World Cup, Olympics & Brazilian Corruption

♠ Posted by Emmanuel in ,, at 11/27/2014 01:30:00 AM
Flying national colors is always a risk.
In normal circumstances, winning the rights to host either the World Cup or the Olympics would be cause for celebration in any country. Imagine, then, the plight of Brazil which is regretting having won both the 2014 World Cup and the 2016 Olympics! The winner's curse, indeed. The global situation has not exactly been helpful: the cooling of global growth--especially that of China and demand for commodities--hit Brazil hard as a major commodity exporter. There's now even talk of Brazil losing its investment-grade sovereign rating. You can probably say that matters have not been helped by the home team receiving a drubbing at home at the hands of the eventual World Cup champions Germany.

And speaking of the World Cup, this event famously elicited concerns about outsized expenditures on construction projects with limited use outside of sporting events. Ditto for the 2016 Olympics. At a time when Brazil is in recession or barely moving out of it, how can you justify such frivolity? This is always the challenge for developing countries hosting these sorts of "showcase" sporting events to make it known to the rest of the world that they've arrived. Now, though, the construction firms that have done well with all these mega sporting events have managed to embroil themselves into a national corruption scandal as if things weren't challenging enough.

Brazil's news media is all agog over the so-called "Operation Car Wash" [in English] scandal that involves the country's largest construction firms colluding to drive up bids during the awarding of construction-related projects for Petrobras, the state-owned energy giant. In turn, money is allegedly being kicked back by these construction companies to Petrobras executives and Brazilian politicians in the ruling Workers' Party [PT]:
A corruption probe in Brazil is raising questions about the need for closer oversight of projects being built for the 2016 Olympic Games, as the allegations are aimed at some of the nation’s largest construction firms. Authorities are investigating allegations that the companies formed a cartel to drive up the value of contracts with state-controlled energy giant Petróleo Brasileiro SA and paid bribes to the Petrobras executives and Brazilian politicians.

The prosecutors’ targets include Brazilian-based multinational construction companies Odebrecht, Queiroz Galvão and OAS, who together are partners in billions of dollars of contracts for the Games in Rio de Janeiro. In the past week, the three companies had executives arrested, their headquarters raided by Federal Police, or both. No executive from the three companies has been charged.
Now, "corruption" and "Latin America" are no strangers to each other. What is especially galling though with these accusations is that they come at a time when Brazil wishes to improve its international image but has been brought back to this Banana Republic-ish state of affairs in which businesspeople and politicians wallow in their own filth. The upshot, however, as far as the upcoming Olympics are concerned, is this: Since all of the implicated construction companies are essentially building those 2016 event sites and their supporting infrastructure, is it realistic that the Brazilian government can discipline them? Strictly speaking, new anti-corruption laws would bar these construction firms, if found guilty, of receiving government contracts for two years. Meanwhile, many are saying "I told you so..."
The evidence that has emerged in the Petrobras investigation has reinforced what many in Brazil have long suspected about how builders do business. “I’ve been saying for years that the World Cup and Olympics together could become the biggest financial scandal in Brazilian history if they aren’t properly monitored,” said Alberto Murray Neto, a lawyer and former member-turned-critic of the Brazilian Olympic Committee. “Now, considering everything that has happened, I think these companies should be scrutinized all the more closely.”

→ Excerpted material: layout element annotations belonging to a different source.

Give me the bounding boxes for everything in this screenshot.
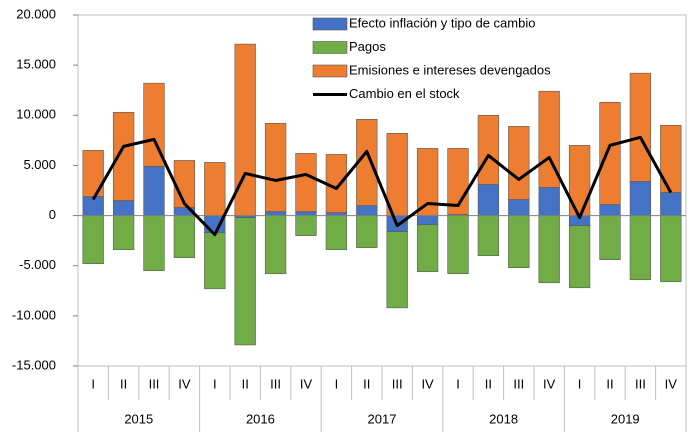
legend-swatch xyxy=(312,64,348,78)
legend-label: Emisiones e intereses devengados xyxy=(349,62,551,77)
bar xyxy=(538,215,560,284)
y-tick-label: 0 xyxy=(49,207,56,222)
y-tick-label: 20.000 xyxy=(16,6,56,21)
year-label: 2018 xyxy=(489,411,518,426)
year-label: 2015 xyxy=(124,411,153,426)
bar xyxy=(204,232,226,290)
bar xyxy=(629,215,652,281)
bar xyxy=(143,215,165,272)
x-tick-label: III xyxy=(149,376,160,391)
year-label: 2017 xyxy=(368,411,397,426)
bar xyxy=(629,72,652,182)
x-tick-label: II xyxy=(606,376,613,391)
bar xyxy=(112,111,135,201)
x-tick-label: IV xyxy=(665,376,678,391)
x-tick-label: III xyxy=(513,376,524,391)
bar xyxy=(599,204,621,216)
bar xyxy=(508,215,530,269)
x-tick-label: II xyxy=(120,376,127,391)
x-tick-label: I xyxy=(213,376,217,391)
x-tick-label: I xyxy=(91,376,95,391)
bar xyxy=(264,211,287,216)
bar xyxy=(82,215,104,265)
bar xyxy=(143,166,165,216)
x-tick-label: IV xyxy=(300,376,313,391)
bar xyxy=(325,215,348,250)
bar xyxy=(416,224,439,273)
line xyxy=(91,135,673,237)
y-tick-label: 15.000 xyxy=(16,57,56,72)
bar xyxy=(447,215,469,275)
legend-label: Pagos xyxy=(349,39,386,54)
legend-swatch xyxy=(312,41,348,54)
bar xyxy=(508,199,530,216)
x-tick-label: IV xyxy=(543,376,556,391)
x-tick-label: II xyxy=(485,376,492,391)
x-tick-label: III xyxy=(392,376,403,391)
year-label: 2019 xyxy=(611,411,640,426)
x-tick-label: I xyxy=(578,376,582,391)
year-label: 2016 xyxy=(246,411,275,426)
bar xyxy=(173,215,196,258)
bar xyxy=(599,101,621,205)
legend-swatch xyxy=(312,17,348,31)
bar xyxy=(386,231,408,309)
x-tick-label: I xyxy=(456,376,460,391)
x-tick-label: III xyxy=(635,376,646,391)
bar xyxy=(660,192,682,216)
bar xyxy=(599,215,621,260)
bar xyxy=(112,200,135,216)
bar xyxy=(538,90,560,188)
bar xyxy=(538,187,560,216)
bar xyxy=(234,217,256,346)
bar xyxy=(264,123,287,212)
bar xyxy=(386,133,408,216)
bar xyxy=(325,154,348,213)
bar xyxy=(356,215,378,248)
y-tick-label: -10.000 xyxy=(12,307,56,322)
bar xyxy=(204,162,226,216)
x-tick-label: II xyxy=(363,376,370,391)
y-tick-label: -5.000 xyxy=(19,257,56,272)
bar xyxy=(112,215,135,250)
x-tick-label: IV xyxy=(178,376,191,391)
x-tick-label: III xyxy=(270,376,281,391)
bar xyxy=(264,215,287,275)
bar xyxy=(295,153,317,212)
bar xyxy=(629,181,652,216)
y-tick-label: 5.000 xyxy=(23,157,56,172)
bar xyxy=(143,82,165,167)
legend-label: Cambio en el stock xyxy=(349,86,460,101)
bar xyxy=(660,215,682,283)
y-tick-label: -15.000 xyxy=(12,357,56,372)
bar xyxy=(295,211,317,216)
bar xyxy=(568,225,591,289)
legend-label: Efecto inflación y tipo de cambio xyxy=(349,15,535,30)
bar xyxy=(477,184,500,216)
bar xyxy=(295,215,317,236)
bar xyxy=(477,215,500,256)
y-tick-label: 10.000 xyxy=(16,107,56,122)
bar xyxy=(416,215,439,225)
x-tick-label: IV xyxy=(421,376,434,391)
x-tick-label: II xyxy=(242,376,249,391)
bar xyxy=(356,205,378,216)
x-tick-label: I xyxy=(335,376,339,391)
bar xyxy=(477,114,500,185)
bar xyxy=(508,126,530,200)
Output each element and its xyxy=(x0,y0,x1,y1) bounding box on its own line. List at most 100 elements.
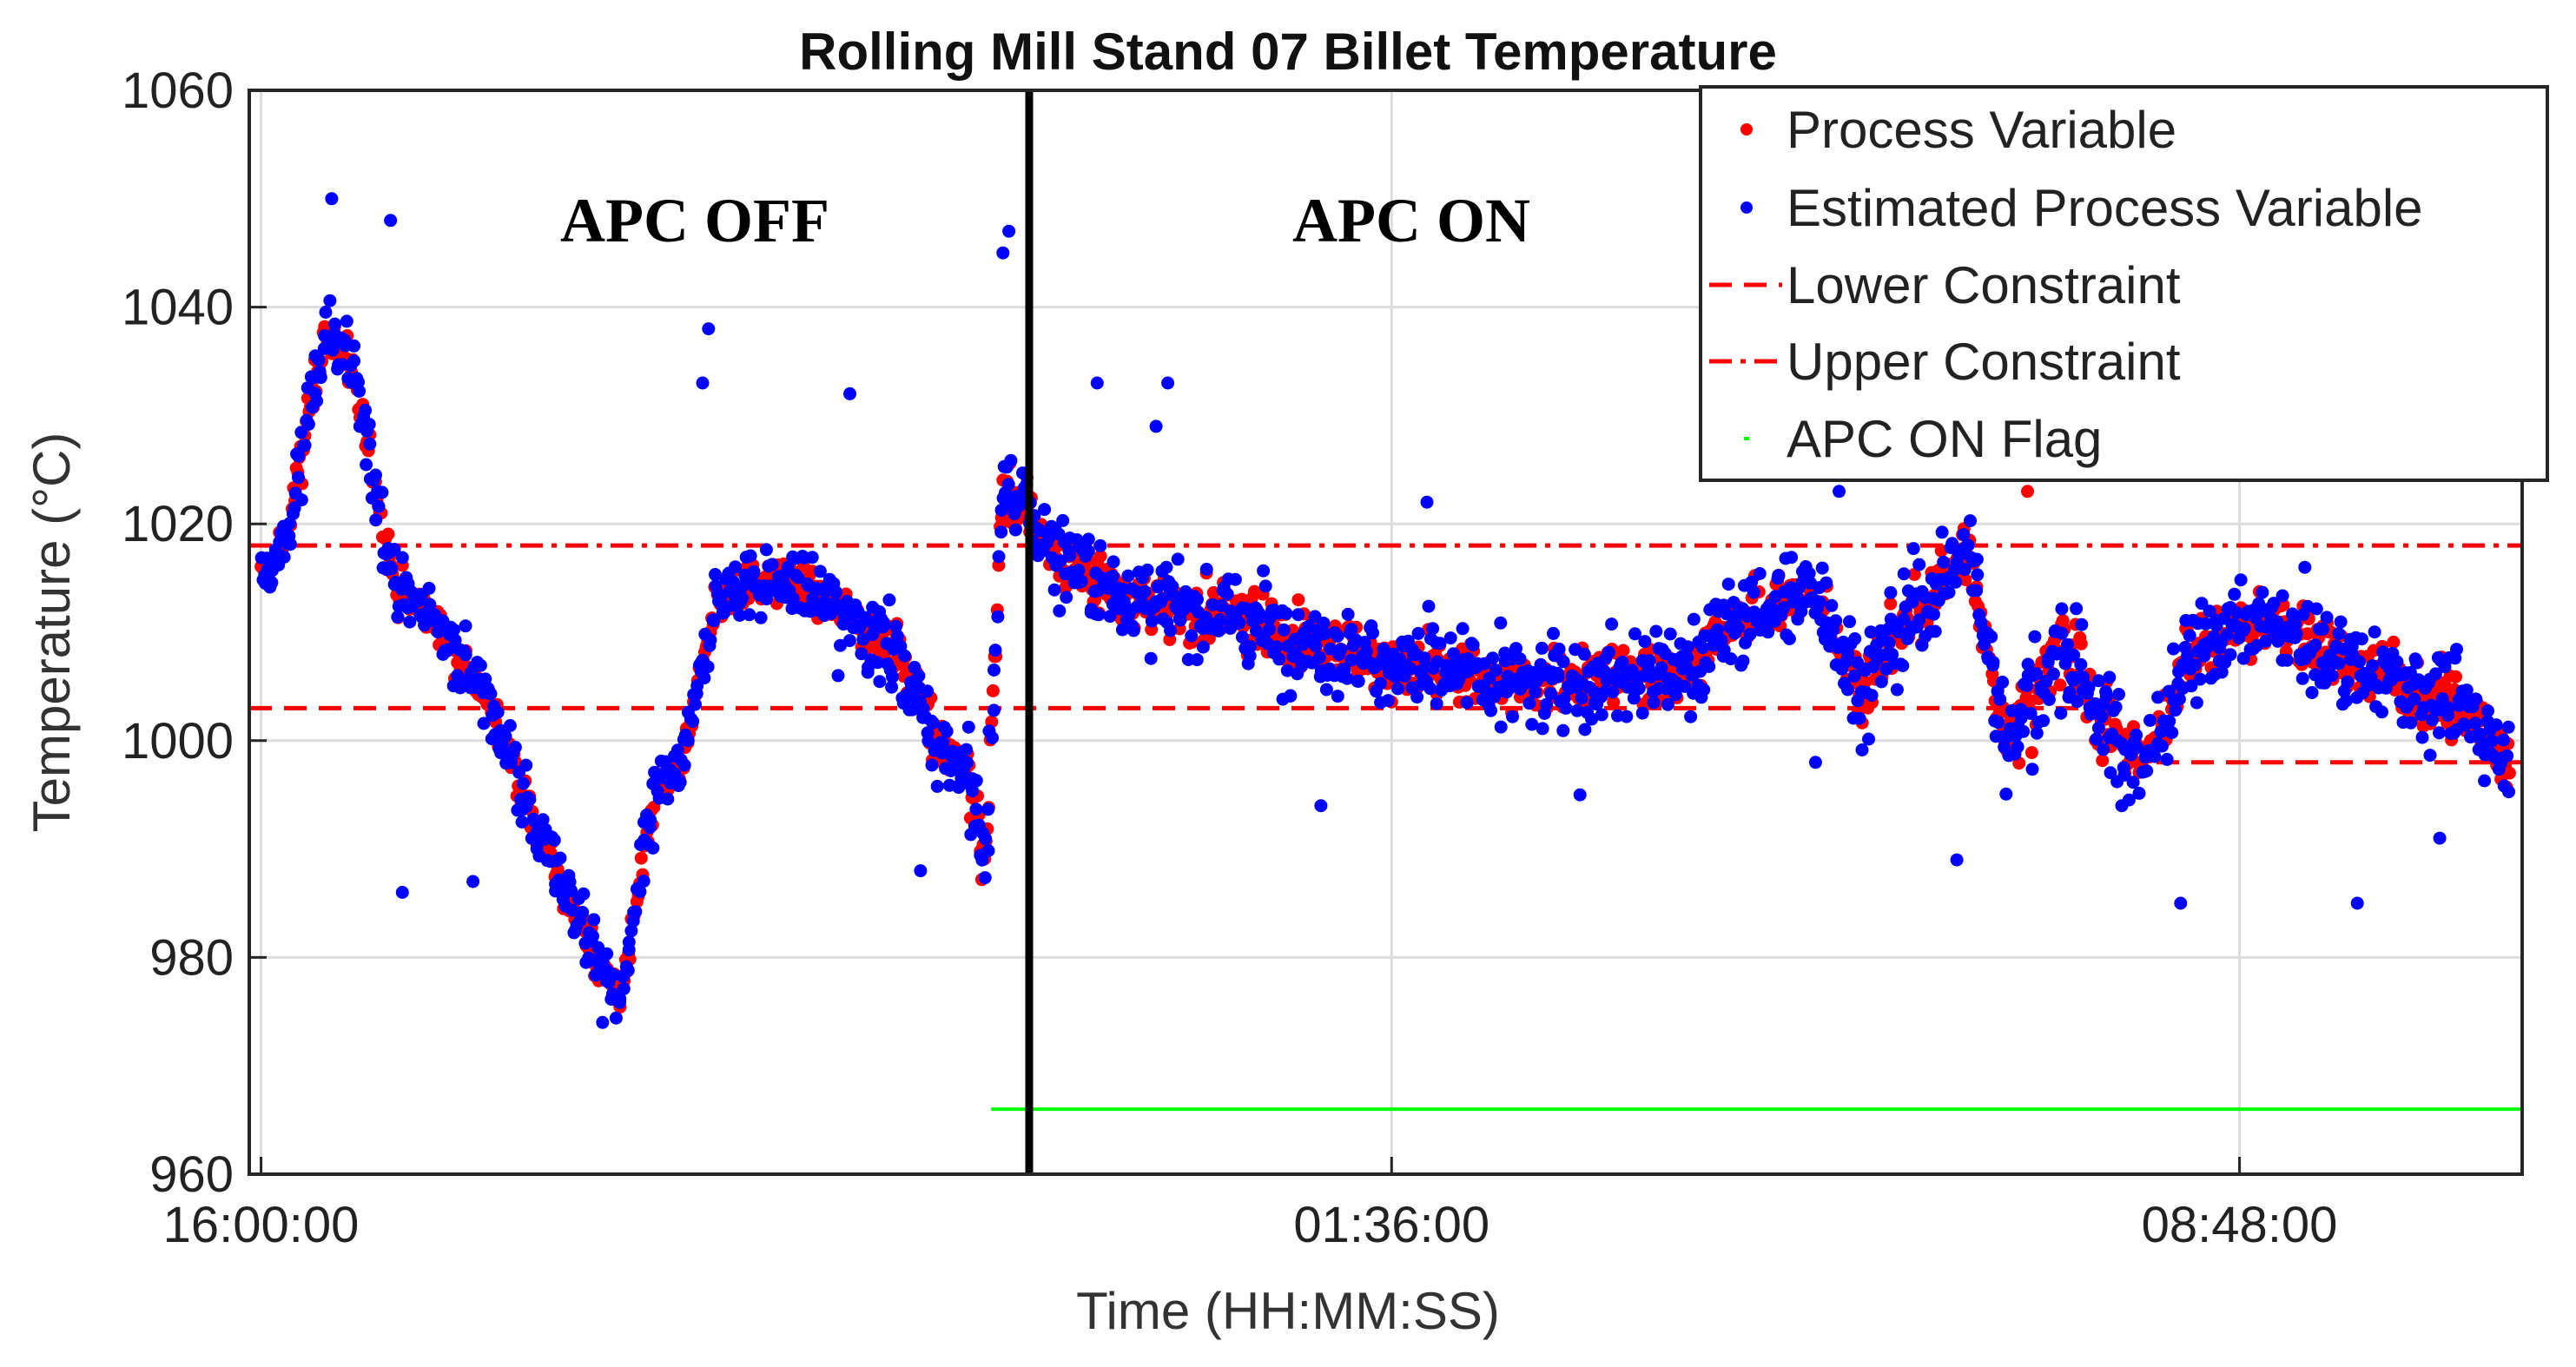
estimated-process-variable-point xyxy=(1986,656,2000,670)
estimated-process-variable-point xyxy=(1344,623,1358,637)
estimated-process-variable-point xyxy=(1159,560,1173,574)
chart-title: Rolling Mill Stand 07 Billet Temperature xyxy=(799,23,1777,81)
process-variable-point xyxy=(1616,644,1630,657)
estimated-process-variable-point xyxy=(323,294,337,307)
estimated-process-variable-point xyxy=(1344,653,1358,667)
estimated-process-variable-point xyxy=(536,813,550,827)
estimated-process-variable-point xyxy=(1056,513,1070,527)
estimated-process-variable-point xyxy=(516,776,530,790)
estimated-process-variable-point xyxy=(508,741,522,754)
estimated-process-variable-point xyxy=(930,779,944,793)
estimated-process-variable-point xyxy=(2228,587,2242,601)
process-variable-point xyxy=(634,851,648,865)
estimated-process-variable-point xyxy=(1161,376,1175,390)
estimated-process-variable-point xyxy=(733,609,747,622)
estimated-process-variable-point xyxy=(1912,613,1926,627)
estimated-process-variable-point xyxy=(2350,896,2364,910)
estimated-process-variable-point xyxy=(2237,622,2251,636)
estimated-process-variable-point xyxy=(1736,654,1750,668)
estimated-process-variable-point xyxy=(503,719,517,732)
estimated-process-variable-point xyxy=(1945,537,1959,551)
estimated-process-variable-point xyxy=(2181,650,2194,664)
estimated-process-variable-point xyxy=(1008,523,1022,537)
estimated-process-variable-point xyxy=(1004,453,1018,467)
estimated-process-variable-point xyxy=(1053,604,1067,617)
estimated-process-variable-point xyxy=(1391,682,1404,696)
estimated-process-variable-point xyxy=(1509,642,1522,656)
estimated-process-variable-point xyxy=(2143,714,2157,727)
estimated-process-variable-point xyxy=(473,658,487,672)
estimated-process-variable-point xyxy=(2352,655,2366,669)
estimated-process-variable-point xyxy=(2063,685,2077,699)
estimated-process-variable-point xyxy=(2295,671,2309,685)
estimated-process-variable-point xyxy=(2340,694,2353,708)
estimated-process-variable-point xyxy=(707,614,721,628)
estimated-process-variable-point xyxy=(292,471,305,485)
estimated-process-variable-point xyxy=(624,924,638,938)
estimated-process-variable-point xyxy=(981,844,995,857)
estimated-process-variable-point xyxy=(1090,376,1104,390)
estimated-process-variable-point xyxy=(2042,693,2056,706)
estimated-process-variable-point xyxy=(729,560,743,574)
apc-on-annotation: APC ON xyxy=(1292,186,1530,255)
estimated-process-variable-point xyxy=(1331,630,1344,643)
process-variable-point xyxy=(381,527,395,541)
estimated-process-variable-point xyxy=(2020,678,2034,692)
estimated-process-variable-point xyxy=(1552,642,1566,656)
estimated-process-variable-point xyxy=(1042,532,1056,545)
process-variable-point xyxy=(986,684,1000,697)
estimated-process-variable-point xyxy=(2058,657,2072,670)
estimated-process-variable-point xyxy=(871,656,884,670)
estimated-process-variable-point xyxy=(2017,724,2031,738)
estimated-process-variable-point xyxy=(1430,697,1443,710)
estimated-process-variable-point xyxy=(696,376,710,390)
estimated-process-variable-point xyxy=(451,669,465,683)
estimated-process-variable-point xyxy=(1829,614,1843,628)
estimated-process-variable-point xyxy=(2428,667,2442,681)
estimated-process-variable-point xyxy=(661,792,675,806)
estimated-process-variable-point xyxy=(1140,563,1154,577)
estimated-process-variable-point xyxy=(2193,672,2207,686)
estimated-process-variable-point xyxy=(2341,675,2355,689)
estimated-process-variable-point xyxy=(1882,636,1896,650)
estimated-process-variable-point xyxy=(1602,645,1615,659)
estimated-process-variable-point xyxy=(813,565,827,578)
estimated-process-variable-point xyxy=(701,660,715,674)
estimated-process-variable-point xyxy=(829,585,842,598)
estimated-process-variable-point xyxy=(2082,681,2096,695)
estimated-process-variable-point xyxy=(347,339,361,353)
estimated-process-variable-point xyxy=(2054,706,2068,720)
process-variable-point xyxy=(2387,635,2401,649)
estimated-process-variable-point xyxy=(1513,652,1527,666)
estimated-process-variable-point xyxy=(1606,685,1620,699)
estimated-process-variable-point xyxy=(1627,691,1641,705)
estimated-process-variable-point xyxy=(294,493,308,507)
estimated-process-variable-point xyxy=(298,439,312,452)
estimated-process-variable-point xyxy=(2095,710,2109,723)
estimated-process-variable-point xyxy=(703,633,717,647)
estimated-process-variable-point xyxy=(403,615,417,629)
estimated-process-variable-point xyxy=(1971,568,1985,582)
estimated-process-variable-point xyxy=(1964,514,1977,528)
estimated-process-variable-point xyxy=(395,886,409,899)
estimated-process-variable-point xyxy=(1047,583,1061,597)
y-tick-label: 1000 xyxy=(122,713,234,769)
estimated-process-variable-point xyxy=(1081,545,1095,558)
estimated-process-variable-point xyxy=(646,841,660,855)
estimated-process-variable-point xyxy=(622,935,636,949)
estimated-process-variable-point xyxy=(681,734,695,748)
estimated-process-variable-point xyxy=(1765,601,1779,615)
estimated-process-variable-point xyxy=(491,705,505,719)
estimated-process-variable-point xyxy=(1145,614,1159,628)
estimated-process-variable-point xyxy=(890,629,904,643)
estimated-process-variable-point xyxy=(1280,664,1294,677)
estimated-process-variable-point xyxy=(1585,712,1599,726)
estimated-process-variable-point xyxy=(1926,607,1940,621)
estimated-process-variable-point xyxy=(310,394,324,408)
estimated-process-variable-point xyxy=(1785,551,1799,565)
estimated-process-variable-point xyxy=(986,731,999,744)
estimated-process-variable-point xyxy=(859,614,873,628)
estimated-process-variable-point xyxy=(1687,612,1701,626)
estimated-process-variable-point xyxy=(617,982,631,995)
estimated-process-variable-point xyxy=(1228,572,1242,586)
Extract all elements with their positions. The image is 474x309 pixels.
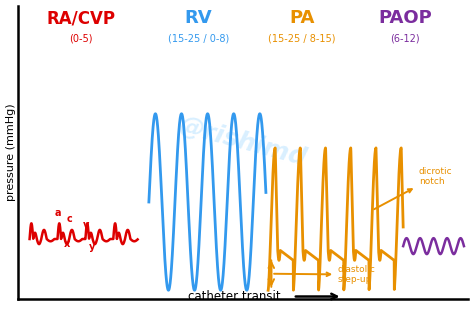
Text: a: a [55, 208, 61, 218]
Text: c: c [66, 214, 72, 224]
Text: PA: PA [289, 9, 315, 28]
Text: y: y [89, 242, 95, 252]
Y-axis label: pressure (mmHg): pressure (mmHg) [6, 104, 16, 201]
Text: (15-25 / 0-8): (15-25 / 0-8) [168, 33, 229, 43]
Text: RA/CVP: RA/CVP [47, 9, 116, 28]
Text: catheter transit: catheter transit [188, 290, 281, 303]
Text: x: x [64, 239, 70, 249]
Text: v: v [82, 220, 89, 230]
Text: diastolic
step-up: diastolic step-up [274, 265, 376, 284]
Text: (6-12): (6-12) [391, 33, 420, 43]
Text: PAOP: PAOP [379, 9, 432, 28]
Text: dicrotic
notch: dicrotic notch [374, 167, 453, 209]
Text: (15-25 / 8-15): (15-25 / 8-15) [268, 33, 336, 43]
Text: (0-5): (0-5) [70, 33, 93, 43]
Text: @rishimd: @rishimd [177, 114, 310, 171]
Text: RV: RV [184, 9, 212, 28]
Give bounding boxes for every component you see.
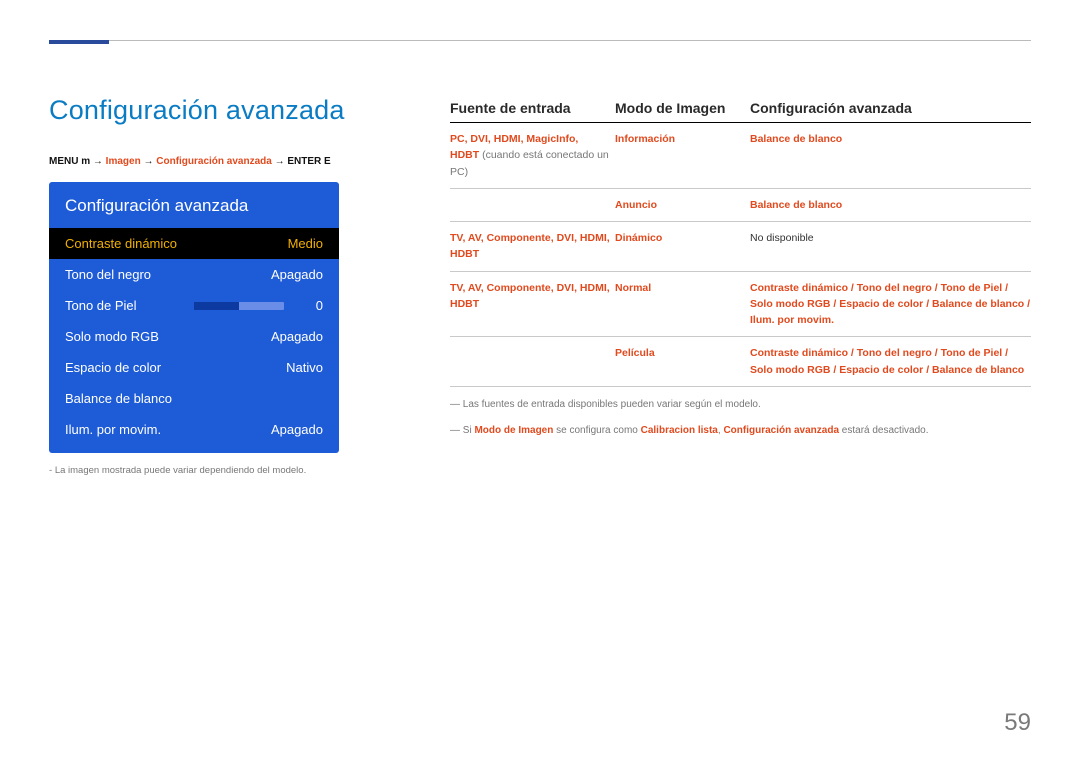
osd-title: Configuración avanzada: [49, 196, 339, 228]
table-row: Anuncio Balance de blanco: [450, 189, 1031, 222]
table-footnote-1: ― Las fuentes de entrada disponibles pue…: [450, 397, 1031, 413]
footnote-hl: Configuración avanzada: [723, 425, 839, 436]
osd-value: Apagado: [271, 267, 323, 282]
config-table: Fuente de entrada Modo de Imagen Configu…: [450, 100, 1031, 439]
table-header-fuente: Fuente de entrada: [450, 100, 615, 116]
breadcrumb-imagen: Imagen: [106, 156, 141, 167]
cell-fuente: [450, 197, 615, 213]
osd-value: Apagado: [271, 329, 323, 344]
cell-fuente: TV, AV, Componente, DVI, HDMI, HDBT: [450, 280, 615, 329]
cell-config: Contraste dinámico / Tono del negro / To…: [750, 345, 1031, 378]
osd-row-balance-blanco[interactable]: Balance de blanco: [49, 383, 339, 414]
cell-modo: Normal: [615, 280, 750, 329]
table-header-modo: Modo de Imagen: [615, 100, 750, 116]
breadcrumb-post: → ENTER E: [272, 156, 331, 167]
osd-panel: Configuración avanzada Contraste dinámic…: [49, 182, 339, 453]
osd-value: Nativo: [286, 360, 323, 375]
breadcrumb-pre: MENU m →: [49, 156, 106, 167]
breadcrumb-sep1: →: [141, 156, 157, 167]
page-title: Configuración avanzada: [49, 95, 345, 126]
osd-label: Contraste dinámico: [65, 236, 177, 251]
cell-config: Contraste dinámico / Tono del negro / To…: [750, 280, 1031, 329]
breadcrumb-config: Configuración avanzada: [156, 156, 272, 167]
cell-hl: HDBT: [450, 149, 479, 161]
footnote-hl: Modo de Imagen: [474, 425, 553, 436]
osd-label: Balance de blanco: [65, 391, 172, 406]
cell-fuente: TV, AV, Componente, DVI, HDMI, HDBT: [450, 230, 615, 263]
table-header-row: Fuente de entrada Modo de Imagen Configu…: [450, 100, 1031, 123]
osd-label: Ilum. por movim.: [65, 422, 161, 437]
top-rule: [49, 40, 1031, 41]
page-number: 59: [1004, 709, 1031, 737]
cell-hl: PC, DVI, HDMI, MagicInfo,: [450, 133, 578, 145]
cell-config: No disponible: [750, 230, 1031, 263]
osd-row-contraste-dinamico[interactable]: Contraste dinámico Medio: [49, 228, 339, 259]
cell-modo: Anuncio: [615, 197, 750, 213]
osd-label: Tono del negro: [65, 267, 151, 282]
osd-slider-fill: [194, 302, 239, 310]
osd-label: Espacio de color: [65, 360, 161, 375]
footnote-text: se configura como: [553, 425, 640, 436]
table-footnote-2: ― Si Modo de Imagen se configura como Ca…: [450, 423, 1031, 439]
osd-row-tono-negro[interactable]: Tono del negro Apagado: [49, 259, 339, 290]
osd-value: Apagado: [271, 422, 323, 437]
cell-fuente: [450, 345, 615, 378]
osd-value: Medio: [288, 236, 323, 251]
table-row: TV, AV, Componente, DVI, HDMI, HDBT Diná…: [450, 222, 1031, 272]
cell-config: Balance de blanco: [750, 197, 1031, 213]
table-row: TV, AV, Componente, DVI, HDMI, HDBT Norm…: [450, 272, 1031, 338]
breadcrumb: MENU m → Imagen → Configuración avanzada…: [49, 156, 331, 167]
footnote-hl: Calibracion lista: [641, 425, 718, 436]
osd-row-ilum-movim[interactable]: Ilum. por movim. Apagado: [49, 414, 339, 445]
table-row: Película Contraste dinámico / Tono del n…: [450, 337, 1031, 387]
cell-modo: Película: [615, 345, 750, 378]
cell-modo: Información: [615, 131, 750, 180]
top-accent-bar: [49, 40, 109, 44]
cell-config: Balance de blanco: [750, 131, 1031, 180]
footnote-text: estará desactivado.: [839, 425, 929, 436]
osd-caption: La imagen mostrada puede variar dependie…: [49, 465, 306, 476]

Brazil’s construction companies, which are major donors to political campaigns, are frequently criticized for having cozy ties to the government. Their executives regularly appear alongside top politicians to inaugurate public works. “Brazil has a construction-industrial complex in the same way that the United States has a military-industrial complex,” said Christopher Gaffney, a professor at the Universidade Federal Fluminense, who has an academic focus on mega-events. He says the construction firms wield an outsize influence on public policy in Brazil. 
Brazil's "construction-industrial complex"! It's pretty hard to beat that pun, but it's instructive. Actually, my analogy from a developed world case would be that of systemically important money center American banks. Remember they were deemed "too big to fail" because of the damage they would incur on the US economy if closed down by financial regulators. In Brazil's case of a fast-growing nation with vast infrastructure needs, how do you discipline construction firms? It's a similar problem to that of confronting Americans banks since construction lies at the heart of this developing country's immediate concerns just as banks do in the highly financialized US economy.

Ultimately, I believe the Brazilian government--whose current leadership may be implicated anyway given President Dilma Rouseff's close ties with Petrobras as its board's chairwoman prior to becoming president--will eventually cut a deal with these construction companies to minimize the damage to (a) the time schedule of the upcoming Olympics, (b) the reputation of all parties concerned, and (c) the performance of Petrobras and these construction firms that are highly reliant on the state-owned giant.

At any rate, I do believe that foreign construction firms should be welcomed into bidding processes in Brazil as suggested to limit opportunities for...questionable dealings.